House Speaker John Boehner (R-Ohio) added on Fox News last week, "There will be an alternative, and you're going to get to see it." The second half of that sentence seemed especially amusing -- as if Republicans might create an ACA alternative that we weren't allowed to see.
 
Time will tell, of course, whether Republicans follow through on the same promises they've already failed to keep. But as the process unfolds, keep a few things in mind.
 
First, this new message from GOP leaders probably isn't intended for us, so much as it's directed to the Supreme Court. If Republican justices are concerned in the slightest about systemic chaos in the American health care market, GOP lawmakers are signaling to the court, "Don't worry, we're working on a new plan. It'll be awesome." The promise is probably a lie, but it's a lie that might make some justices feel better.
 
Second, the Republican alternative, if it exists, is going to be genuinely, cover-your-eyes horrible. How can I know that? Because in order to actually reform the pre-2010 health care system, policymakers have to commit to extensive public investments, expansive government regulation of the insurance industry, and a commitment to help struggling families receive guaranteed benefits. In other words, to do reform right, Republicans would have to do some of the things they refuse to even consider doing. Instead, they'll do reform wrong, and when the GOP alternative stands alongside "Obamacare" and consumers are allowed to compare, it won't be much of a contest.
 
And finally, though this point is routinely lost on much of the chattering class, Republicans don't actually like health care reform, which is why we've waited for nearly six years to see a plan that still doesn't exist.
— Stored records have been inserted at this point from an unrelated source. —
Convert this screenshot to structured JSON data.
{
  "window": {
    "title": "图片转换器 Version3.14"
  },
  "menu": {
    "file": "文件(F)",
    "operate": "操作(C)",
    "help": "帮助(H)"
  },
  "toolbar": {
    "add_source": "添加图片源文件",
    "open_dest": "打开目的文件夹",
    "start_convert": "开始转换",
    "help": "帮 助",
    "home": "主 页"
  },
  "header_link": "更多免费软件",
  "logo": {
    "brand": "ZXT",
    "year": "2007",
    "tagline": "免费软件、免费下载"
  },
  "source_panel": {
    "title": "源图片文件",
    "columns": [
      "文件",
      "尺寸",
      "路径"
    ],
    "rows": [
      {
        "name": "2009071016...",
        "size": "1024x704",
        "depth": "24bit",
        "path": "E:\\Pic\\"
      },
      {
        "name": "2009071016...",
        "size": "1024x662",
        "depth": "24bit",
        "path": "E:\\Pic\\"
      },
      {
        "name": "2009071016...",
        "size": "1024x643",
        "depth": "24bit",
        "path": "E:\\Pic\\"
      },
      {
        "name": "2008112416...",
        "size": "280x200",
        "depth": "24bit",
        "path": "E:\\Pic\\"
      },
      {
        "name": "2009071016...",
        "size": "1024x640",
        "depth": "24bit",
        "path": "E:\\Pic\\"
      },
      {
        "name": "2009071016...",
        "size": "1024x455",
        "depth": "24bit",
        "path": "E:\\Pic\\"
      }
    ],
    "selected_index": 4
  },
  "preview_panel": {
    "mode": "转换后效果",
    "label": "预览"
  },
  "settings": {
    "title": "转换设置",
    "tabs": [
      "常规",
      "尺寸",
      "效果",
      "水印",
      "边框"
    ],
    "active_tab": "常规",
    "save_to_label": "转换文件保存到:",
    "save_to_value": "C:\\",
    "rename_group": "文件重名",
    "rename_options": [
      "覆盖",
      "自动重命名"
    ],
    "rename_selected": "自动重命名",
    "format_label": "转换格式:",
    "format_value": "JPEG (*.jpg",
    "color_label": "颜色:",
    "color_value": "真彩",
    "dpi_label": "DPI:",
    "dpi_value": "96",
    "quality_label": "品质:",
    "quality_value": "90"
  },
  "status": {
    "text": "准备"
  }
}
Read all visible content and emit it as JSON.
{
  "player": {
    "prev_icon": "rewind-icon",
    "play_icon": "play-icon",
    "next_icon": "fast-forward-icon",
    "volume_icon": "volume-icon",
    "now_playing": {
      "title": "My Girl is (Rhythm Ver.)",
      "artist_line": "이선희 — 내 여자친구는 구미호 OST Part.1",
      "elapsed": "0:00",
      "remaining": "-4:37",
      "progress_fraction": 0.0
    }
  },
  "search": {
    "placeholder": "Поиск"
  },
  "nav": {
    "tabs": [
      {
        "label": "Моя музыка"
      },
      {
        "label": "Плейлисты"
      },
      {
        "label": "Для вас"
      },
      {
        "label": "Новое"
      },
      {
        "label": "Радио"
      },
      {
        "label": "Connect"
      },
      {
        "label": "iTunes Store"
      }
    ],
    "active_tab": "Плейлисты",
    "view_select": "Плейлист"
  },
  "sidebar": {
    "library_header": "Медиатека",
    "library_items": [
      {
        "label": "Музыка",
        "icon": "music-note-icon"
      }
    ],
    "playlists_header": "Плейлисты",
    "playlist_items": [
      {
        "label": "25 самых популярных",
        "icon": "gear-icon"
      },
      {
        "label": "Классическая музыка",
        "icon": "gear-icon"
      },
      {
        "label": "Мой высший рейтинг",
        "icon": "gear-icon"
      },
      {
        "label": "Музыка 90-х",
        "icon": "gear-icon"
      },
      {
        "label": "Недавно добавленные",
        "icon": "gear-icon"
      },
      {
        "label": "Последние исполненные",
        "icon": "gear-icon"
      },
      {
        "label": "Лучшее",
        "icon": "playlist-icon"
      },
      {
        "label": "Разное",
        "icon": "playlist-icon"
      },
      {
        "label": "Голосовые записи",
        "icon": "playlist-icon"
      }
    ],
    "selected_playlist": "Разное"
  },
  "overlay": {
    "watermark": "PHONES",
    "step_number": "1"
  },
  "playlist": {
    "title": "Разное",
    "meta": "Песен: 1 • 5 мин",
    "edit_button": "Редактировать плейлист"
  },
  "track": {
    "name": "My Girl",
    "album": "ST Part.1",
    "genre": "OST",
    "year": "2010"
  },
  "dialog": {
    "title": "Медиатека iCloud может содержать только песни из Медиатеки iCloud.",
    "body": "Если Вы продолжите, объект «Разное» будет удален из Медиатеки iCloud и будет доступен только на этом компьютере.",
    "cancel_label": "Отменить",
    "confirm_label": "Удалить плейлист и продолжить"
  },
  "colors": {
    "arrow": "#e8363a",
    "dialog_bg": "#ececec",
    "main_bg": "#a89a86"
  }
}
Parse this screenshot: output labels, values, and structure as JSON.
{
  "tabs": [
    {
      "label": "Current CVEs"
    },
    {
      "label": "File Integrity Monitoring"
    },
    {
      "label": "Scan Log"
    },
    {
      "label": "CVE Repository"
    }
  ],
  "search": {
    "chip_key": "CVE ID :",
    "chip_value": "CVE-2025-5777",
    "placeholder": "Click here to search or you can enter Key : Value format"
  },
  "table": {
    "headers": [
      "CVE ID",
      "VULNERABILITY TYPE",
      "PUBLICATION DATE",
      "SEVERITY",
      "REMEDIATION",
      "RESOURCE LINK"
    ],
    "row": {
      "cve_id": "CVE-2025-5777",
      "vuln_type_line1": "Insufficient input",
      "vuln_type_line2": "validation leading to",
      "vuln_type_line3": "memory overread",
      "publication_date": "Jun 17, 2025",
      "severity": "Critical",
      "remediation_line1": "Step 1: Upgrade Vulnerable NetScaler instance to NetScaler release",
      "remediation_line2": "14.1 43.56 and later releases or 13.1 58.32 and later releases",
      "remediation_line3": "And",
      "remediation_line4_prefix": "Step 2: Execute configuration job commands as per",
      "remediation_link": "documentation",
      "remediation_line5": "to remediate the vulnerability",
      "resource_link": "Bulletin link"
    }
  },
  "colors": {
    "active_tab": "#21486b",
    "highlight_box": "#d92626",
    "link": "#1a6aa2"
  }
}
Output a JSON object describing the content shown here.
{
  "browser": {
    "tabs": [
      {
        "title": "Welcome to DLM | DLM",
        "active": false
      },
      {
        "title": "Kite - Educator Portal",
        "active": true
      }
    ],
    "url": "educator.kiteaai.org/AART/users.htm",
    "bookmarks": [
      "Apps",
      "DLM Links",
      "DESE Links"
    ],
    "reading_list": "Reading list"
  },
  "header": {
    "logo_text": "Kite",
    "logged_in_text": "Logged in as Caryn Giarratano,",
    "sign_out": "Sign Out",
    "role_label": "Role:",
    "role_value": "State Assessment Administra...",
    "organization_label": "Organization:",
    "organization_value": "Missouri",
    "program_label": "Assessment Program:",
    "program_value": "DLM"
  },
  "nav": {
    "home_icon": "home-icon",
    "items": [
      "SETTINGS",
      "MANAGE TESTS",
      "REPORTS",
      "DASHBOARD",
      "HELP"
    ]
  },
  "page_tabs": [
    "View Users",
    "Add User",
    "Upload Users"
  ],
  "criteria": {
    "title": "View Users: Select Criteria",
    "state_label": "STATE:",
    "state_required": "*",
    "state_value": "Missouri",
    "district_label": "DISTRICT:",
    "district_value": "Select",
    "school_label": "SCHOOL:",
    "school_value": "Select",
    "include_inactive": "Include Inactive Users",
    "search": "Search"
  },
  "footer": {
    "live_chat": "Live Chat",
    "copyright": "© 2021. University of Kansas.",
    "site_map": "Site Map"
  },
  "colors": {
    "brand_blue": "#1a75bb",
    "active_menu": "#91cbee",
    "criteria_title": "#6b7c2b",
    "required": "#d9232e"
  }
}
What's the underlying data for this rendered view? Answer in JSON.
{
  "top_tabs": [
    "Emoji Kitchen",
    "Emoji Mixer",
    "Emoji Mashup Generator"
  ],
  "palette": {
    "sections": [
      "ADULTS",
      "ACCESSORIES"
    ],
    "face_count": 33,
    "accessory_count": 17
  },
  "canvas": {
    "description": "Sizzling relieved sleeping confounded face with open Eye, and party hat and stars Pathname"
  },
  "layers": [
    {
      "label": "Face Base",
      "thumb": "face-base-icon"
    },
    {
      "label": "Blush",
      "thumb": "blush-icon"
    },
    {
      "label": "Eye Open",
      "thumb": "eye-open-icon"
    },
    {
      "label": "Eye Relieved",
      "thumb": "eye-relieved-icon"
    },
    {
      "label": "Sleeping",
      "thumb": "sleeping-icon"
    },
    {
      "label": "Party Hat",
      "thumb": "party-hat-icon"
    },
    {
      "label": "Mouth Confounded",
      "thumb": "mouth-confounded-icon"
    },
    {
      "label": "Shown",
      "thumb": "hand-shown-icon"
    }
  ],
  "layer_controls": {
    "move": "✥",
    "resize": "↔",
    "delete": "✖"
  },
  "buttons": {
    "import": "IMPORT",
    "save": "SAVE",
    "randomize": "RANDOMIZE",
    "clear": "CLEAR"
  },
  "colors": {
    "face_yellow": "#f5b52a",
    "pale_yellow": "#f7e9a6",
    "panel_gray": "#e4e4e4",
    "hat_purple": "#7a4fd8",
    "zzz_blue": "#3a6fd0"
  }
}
GOP lawmakers didn't see the old system -- the bankruptcies, the uninsured rates, the deaths, Americans paying more for less -- as a problem requiring a solution, which is precisely why they haven't invested energy in writing a detailed reform blueprint.
 
It's one of the reasons the party keeps passing the same repeal measures over and over again with no hope of success -- they see real value in simply turning back the clock and throwing all of the recent progress in the trash.